What is OCR scanning

OCR (Optical Character Recognition) is a technology that converts text within images and scanned documents into searchable text.

This means that documents such as:

  • scanned PDFs
  • image files (e.g. JPG, PNG)
  • image-based PDFs

can be indexed and included in search results, just like standard text-based documents.

How OCR works in the Data Room

In Admincontrol, OCR scanning is part of the AI-powered search experience.

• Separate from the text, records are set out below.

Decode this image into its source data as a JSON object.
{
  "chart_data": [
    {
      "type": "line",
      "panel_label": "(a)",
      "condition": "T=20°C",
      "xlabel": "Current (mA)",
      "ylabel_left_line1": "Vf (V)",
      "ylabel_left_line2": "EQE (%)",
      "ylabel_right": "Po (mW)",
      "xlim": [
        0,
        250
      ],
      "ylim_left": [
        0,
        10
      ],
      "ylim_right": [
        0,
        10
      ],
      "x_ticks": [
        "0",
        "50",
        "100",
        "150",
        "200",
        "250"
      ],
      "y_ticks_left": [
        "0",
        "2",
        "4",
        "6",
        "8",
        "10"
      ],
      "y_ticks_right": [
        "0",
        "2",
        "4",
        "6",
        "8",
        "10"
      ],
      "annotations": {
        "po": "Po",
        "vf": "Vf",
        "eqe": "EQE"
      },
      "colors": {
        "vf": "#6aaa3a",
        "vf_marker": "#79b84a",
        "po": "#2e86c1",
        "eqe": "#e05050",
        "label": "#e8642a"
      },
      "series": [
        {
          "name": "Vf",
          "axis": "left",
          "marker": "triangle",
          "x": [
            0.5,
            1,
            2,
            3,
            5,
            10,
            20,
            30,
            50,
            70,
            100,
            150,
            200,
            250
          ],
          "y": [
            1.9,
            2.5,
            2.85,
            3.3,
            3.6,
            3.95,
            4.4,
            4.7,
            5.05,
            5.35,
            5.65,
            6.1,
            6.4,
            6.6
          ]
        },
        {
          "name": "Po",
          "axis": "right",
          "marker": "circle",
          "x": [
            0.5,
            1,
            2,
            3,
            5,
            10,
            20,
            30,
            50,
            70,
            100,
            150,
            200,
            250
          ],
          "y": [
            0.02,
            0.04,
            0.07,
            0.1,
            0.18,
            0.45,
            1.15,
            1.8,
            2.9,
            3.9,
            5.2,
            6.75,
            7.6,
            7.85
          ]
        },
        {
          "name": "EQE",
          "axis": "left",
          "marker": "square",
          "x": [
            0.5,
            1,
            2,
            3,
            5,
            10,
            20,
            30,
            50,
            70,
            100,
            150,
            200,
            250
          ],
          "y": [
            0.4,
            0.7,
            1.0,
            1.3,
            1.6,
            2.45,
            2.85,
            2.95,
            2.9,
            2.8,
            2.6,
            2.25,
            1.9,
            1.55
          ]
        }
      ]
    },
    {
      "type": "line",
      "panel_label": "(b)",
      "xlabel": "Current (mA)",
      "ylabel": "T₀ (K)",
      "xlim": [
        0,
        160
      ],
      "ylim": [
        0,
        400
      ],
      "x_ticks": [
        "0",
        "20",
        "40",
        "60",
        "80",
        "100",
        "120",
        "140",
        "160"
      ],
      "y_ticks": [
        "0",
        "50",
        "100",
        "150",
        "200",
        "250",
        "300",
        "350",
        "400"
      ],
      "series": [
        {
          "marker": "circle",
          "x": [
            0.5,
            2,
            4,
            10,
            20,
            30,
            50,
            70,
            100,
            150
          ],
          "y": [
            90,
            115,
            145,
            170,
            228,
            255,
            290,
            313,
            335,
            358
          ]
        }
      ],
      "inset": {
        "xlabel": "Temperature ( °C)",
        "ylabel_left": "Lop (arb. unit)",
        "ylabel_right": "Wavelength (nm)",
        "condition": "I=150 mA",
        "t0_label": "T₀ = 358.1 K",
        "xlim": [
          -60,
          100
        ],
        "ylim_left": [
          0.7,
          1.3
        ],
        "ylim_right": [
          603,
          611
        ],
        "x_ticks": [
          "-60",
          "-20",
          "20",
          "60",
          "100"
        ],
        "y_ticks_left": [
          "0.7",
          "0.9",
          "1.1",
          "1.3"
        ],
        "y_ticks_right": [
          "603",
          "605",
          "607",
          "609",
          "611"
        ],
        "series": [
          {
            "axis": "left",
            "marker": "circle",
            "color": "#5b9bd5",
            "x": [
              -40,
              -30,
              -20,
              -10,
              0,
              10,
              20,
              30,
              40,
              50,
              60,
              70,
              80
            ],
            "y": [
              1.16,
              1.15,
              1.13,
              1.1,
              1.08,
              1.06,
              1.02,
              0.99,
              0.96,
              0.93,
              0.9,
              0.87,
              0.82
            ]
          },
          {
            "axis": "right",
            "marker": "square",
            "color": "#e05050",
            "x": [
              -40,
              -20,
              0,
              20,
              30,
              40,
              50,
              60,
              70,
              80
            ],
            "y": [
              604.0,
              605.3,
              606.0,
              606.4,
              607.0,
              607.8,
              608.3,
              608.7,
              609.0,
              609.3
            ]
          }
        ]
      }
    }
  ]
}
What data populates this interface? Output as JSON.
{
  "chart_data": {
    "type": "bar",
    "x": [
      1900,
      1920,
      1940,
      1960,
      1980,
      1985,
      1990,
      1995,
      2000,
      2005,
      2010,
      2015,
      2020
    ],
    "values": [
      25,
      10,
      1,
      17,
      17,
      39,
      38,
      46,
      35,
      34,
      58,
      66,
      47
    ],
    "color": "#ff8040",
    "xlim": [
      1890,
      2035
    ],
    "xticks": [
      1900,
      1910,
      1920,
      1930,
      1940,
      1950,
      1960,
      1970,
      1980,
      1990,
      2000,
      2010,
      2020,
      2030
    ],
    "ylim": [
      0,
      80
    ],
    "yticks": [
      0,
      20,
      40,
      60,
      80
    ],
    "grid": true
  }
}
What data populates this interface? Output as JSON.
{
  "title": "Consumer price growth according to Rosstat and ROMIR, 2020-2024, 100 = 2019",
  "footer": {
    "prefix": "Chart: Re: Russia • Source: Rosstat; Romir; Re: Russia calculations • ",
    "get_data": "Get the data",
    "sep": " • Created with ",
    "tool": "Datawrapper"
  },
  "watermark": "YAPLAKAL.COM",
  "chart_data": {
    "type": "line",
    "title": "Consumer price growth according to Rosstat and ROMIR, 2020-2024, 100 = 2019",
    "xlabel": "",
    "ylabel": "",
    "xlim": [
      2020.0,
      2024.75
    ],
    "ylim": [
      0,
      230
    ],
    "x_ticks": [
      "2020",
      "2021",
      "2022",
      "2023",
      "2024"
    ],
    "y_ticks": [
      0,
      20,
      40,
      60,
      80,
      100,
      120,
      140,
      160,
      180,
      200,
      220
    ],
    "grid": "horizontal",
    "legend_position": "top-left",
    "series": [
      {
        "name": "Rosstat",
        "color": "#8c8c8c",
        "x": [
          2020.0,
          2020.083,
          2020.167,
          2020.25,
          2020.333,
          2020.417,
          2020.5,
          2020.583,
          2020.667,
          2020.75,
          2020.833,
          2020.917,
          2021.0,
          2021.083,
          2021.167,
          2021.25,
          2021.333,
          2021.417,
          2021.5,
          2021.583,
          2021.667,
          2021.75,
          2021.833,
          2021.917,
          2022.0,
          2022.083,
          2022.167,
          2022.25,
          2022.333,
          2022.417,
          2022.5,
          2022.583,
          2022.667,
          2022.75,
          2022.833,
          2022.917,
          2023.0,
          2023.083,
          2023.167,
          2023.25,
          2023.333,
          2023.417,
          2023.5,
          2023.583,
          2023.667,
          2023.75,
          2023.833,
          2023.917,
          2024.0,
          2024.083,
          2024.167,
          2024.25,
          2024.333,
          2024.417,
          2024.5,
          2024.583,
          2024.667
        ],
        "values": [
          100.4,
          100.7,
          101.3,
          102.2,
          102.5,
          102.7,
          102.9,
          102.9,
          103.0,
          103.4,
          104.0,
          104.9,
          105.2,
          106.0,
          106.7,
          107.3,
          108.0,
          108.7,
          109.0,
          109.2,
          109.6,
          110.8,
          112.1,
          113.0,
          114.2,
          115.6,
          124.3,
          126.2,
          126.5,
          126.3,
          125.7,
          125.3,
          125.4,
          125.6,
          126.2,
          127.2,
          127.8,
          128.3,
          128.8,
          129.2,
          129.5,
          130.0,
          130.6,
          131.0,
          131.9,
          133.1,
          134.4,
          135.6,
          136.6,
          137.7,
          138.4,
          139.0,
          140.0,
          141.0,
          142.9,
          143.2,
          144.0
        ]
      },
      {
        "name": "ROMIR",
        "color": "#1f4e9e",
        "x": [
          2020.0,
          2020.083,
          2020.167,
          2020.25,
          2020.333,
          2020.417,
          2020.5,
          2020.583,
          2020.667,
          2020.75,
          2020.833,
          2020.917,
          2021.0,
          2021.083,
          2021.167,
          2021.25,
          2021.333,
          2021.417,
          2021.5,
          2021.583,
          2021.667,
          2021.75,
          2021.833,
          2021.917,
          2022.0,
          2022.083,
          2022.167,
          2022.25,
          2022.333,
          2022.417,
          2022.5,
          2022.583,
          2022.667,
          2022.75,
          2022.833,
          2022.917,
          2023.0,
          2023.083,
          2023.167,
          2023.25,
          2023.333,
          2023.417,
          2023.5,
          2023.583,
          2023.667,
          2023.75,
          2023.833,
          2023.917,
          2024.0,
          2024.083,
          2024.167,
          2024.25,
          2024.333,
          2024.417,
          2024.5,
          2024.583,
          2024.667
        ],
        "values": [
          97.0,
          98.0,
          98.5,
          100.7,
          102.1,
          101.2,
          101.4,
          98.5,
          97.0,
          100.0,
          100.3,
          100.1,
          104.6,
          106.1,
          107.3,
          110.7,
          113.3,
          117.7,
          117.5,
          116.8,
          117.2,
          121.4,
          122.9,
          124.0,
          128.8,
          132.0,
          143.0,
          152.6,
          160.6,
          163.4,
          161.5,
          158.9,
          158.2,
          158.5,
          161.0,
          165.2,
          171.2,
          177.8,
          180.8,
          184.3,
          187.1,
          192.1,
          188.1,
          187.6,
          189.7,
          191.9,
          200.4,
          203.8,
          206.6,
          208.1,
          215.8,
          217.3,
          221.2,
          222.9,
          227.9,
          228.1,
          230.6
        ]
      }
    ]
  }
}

When documents are uploaded:

  1. The system detects files that contain text in image form
  2. OCR processing extracts the text from those images
  3. The extracted text is added to the search index
  4. The document becomes fully searchable using keywords or AI search

This allows users to:

  • search across all documents, regardless of format
  • locate specific terms, figures, or clauses without opening each file
  • work more efficiently during due diligence

What type of files are supported? 

OCR is automatically applied to:

  • scanned documents
  • image files (e.g. JPG, PNG)
  • PDFs that contain images instead of selectable text

After processing, these files behave like standard documents in search.

When is OCR applied? 

OCR scanning is performed:

  • automatically during document upload
  • when AI-powered search is enabled in the portal 
  • only for newly uploaded files.

Only documents uploaded after OCR is enabled will be processed. Existing documents are not retroactively scanned.